Ray Suess

No. 29, 9
- Positions: Guard, tackle, end

Personal information
- Born: August 8, 1903 St. Paul, Minnesota, U.S.
- Died: August 11, 1970 (aged 67) Santa Ana, California, U.S.
- Listed weight: 204 lb (93 kg)

Career history
- Duluth Eskimos (1926–1927);

Career NFL statistics
- Games played: 16
- Stats at Pro Football Reference

= Ray Suess =

American football player (1903–1970)

Raymond R. Suess Jr. (August 8, 1903 – August 11, 1970) was an American football player.

Suess was born in St. Paul, Minnesota, in 1903 in Minnesota. He played professional football in the National Football League (NFL) as a guard, tackle, and end for Ernie Nevers' Duluth Eskimos during the 1926 and 1927 seasons. He appeared in a total of 16 NFL games, 13 as a starter. He also played for the Olympic Club football team in the 1920s.
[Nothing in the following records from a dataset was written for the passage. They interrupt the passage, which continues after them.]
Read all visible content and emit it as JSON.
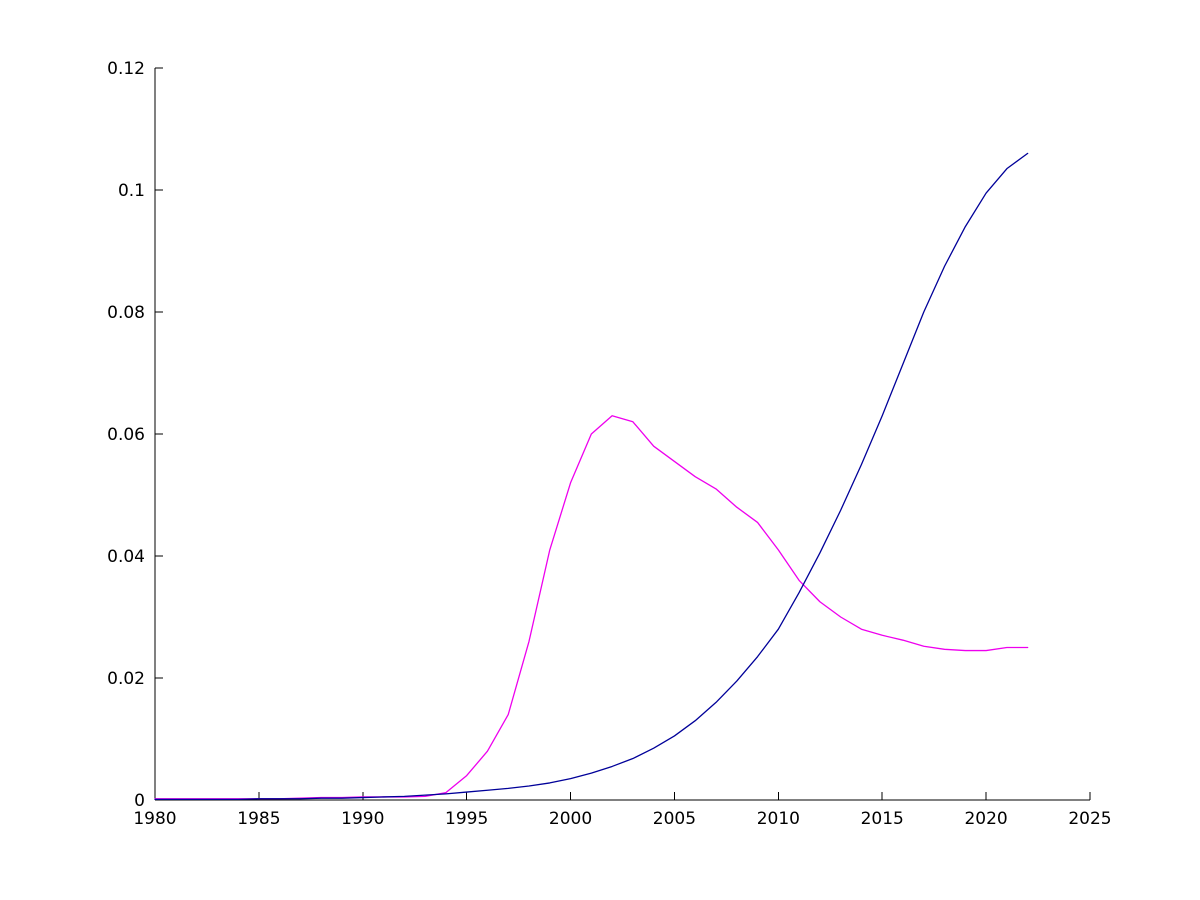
{
  "chart_data": {
    "type": "line",
    "title": "",
    "xlabel": "",
    "ylabel": "",
    "xlim": [
      1980,
      2025
    ],
    "ylim": [
      0,
      0.12
    ],
    "grid": false,
    "legend_position": "none",
    "box": false,
    "x_ticks": [
      1980,
      1985,
      1990,
      1995,
      2000,
      2005,
      2010,
      2015,
      2020,
      2025
    ],
    "x_tick_labels": [
      "1980",
      "1985",
      "1990",
      "1995",
      "2000",
      "2005",
      "2010",
      "2015",
      "2020",
      "2025"
    ],
    "y_ticks": [
      0,
      0.02,
      0.04,
      0.06,
      0.08,
      0.1,
      0.12
    ],
    "y_tick_labels": [
      "0",
      "0.02",
      "0.04",
      "0.06",
      "0.08",
      "0.1",
      "0.12"
    ],
    "x": [
      1980,
      1981,
      1982,
      1983,
      1984,
      1985,
      1986,
      1987,
      1988,
      1989,
      1990,
      1991,
      1992,
      1993,
      1994,
      1995,
      1996,
      1997,
      1998,
      1999,
      2000,
      2001,
      2002,
      2003,
      2004,
      2005,
      2006,
      2007,
      2008,
      2009,
      2010,
      2011,
      2012,
      2013,
      2014,
      2015,
      2016,
      2017,
      2018,
      2019,
      2020,
      2021,
      2022
    ],
    "series": [
      {
        "name": "magenta-series",
        "color": "#EE00EE",
        "values": [
          0.0002,
          0.0002,
          0.0002,
          0.0002,
          0.0002,
          0.0002,
          0.0002,
          0.0003,
          0.0004,
          0.0004,
          0.0005,
          0.0005,
          0.0005,
          0.0006,
          0.0012,
          0.004,
          0.008,
          0.014,
          0.026,
          0.041,
          0.052,
          0.06,
          0.063,
          0.062,
          0.058,
          0.0555,
          0.053,
          0.051,
          0.048,
          0.0455,
          0.041,
          0.036,
          0.0325,
          0.03,
          0.028,
          0.027,
          0.0262,
          0.0252,
          0.0247,
          0.0245,
          0.0245,
          0.025,
          0.025
        ]
      },
      {
        "name": "blue-series",
        "color": "#000099",
        "values": [
          0.0001,
          0.0001,
          0.0001,
          0.0001,
          0.0001,
          0.0002,
          0.0002,
          0.0002,
          0.0003,
          0.0003,
          0.0004,
          0.0005,
          0.0006,
          0.0008,
          0.001,
          0.0013,
          0.0016,
          0.0019,
          0.0023,
          0.0028,
          0.0035,
          0.0044,
          0.0055,
          0.0068,
          0.0085,
          0.0105,
          0.013,
          0.016,
          0.0195,
          0.0235,
          0.028,
          0.034,
          0.0405,
          0.0475,
          0.055,
          0.063,
          0.0715,
          0.08,
          0.0875,
          0.094,
          0.0995,
          0.1035,
          0.106
        ]
      }
    ],
    "axis_color": "#000000",
    "background_color": "#ffffff"
  }
}
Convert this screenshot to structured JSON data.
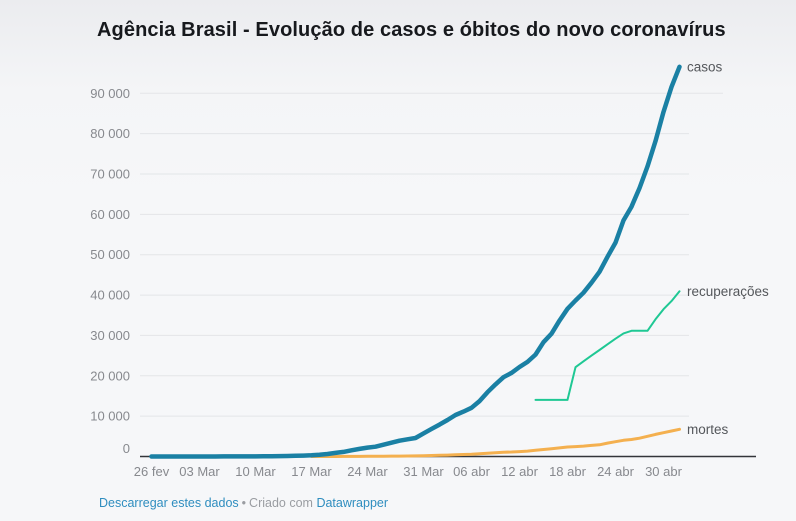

Suess moved to Midway City, California, in the 1930s. He worked as a fire fighter from 1937 to 1968. During World War II, he was the fire chief at the Los Alamitos Naval Air Station, the U.S. Naval Hospital, Long Beach (which was destroyed in a major fire), and at the El Toro Marine Corps Air Station. He received a commendation for his work in rescuing the crew from a burning transport aircraft on February 14, 1944. After the war, he joined the Orange County Fire Department, serving for a time as the county's chief arson investigator. He eventually became Midway City's fire chief.

Suess died in 1970 at age 67 in Santa Ana, California.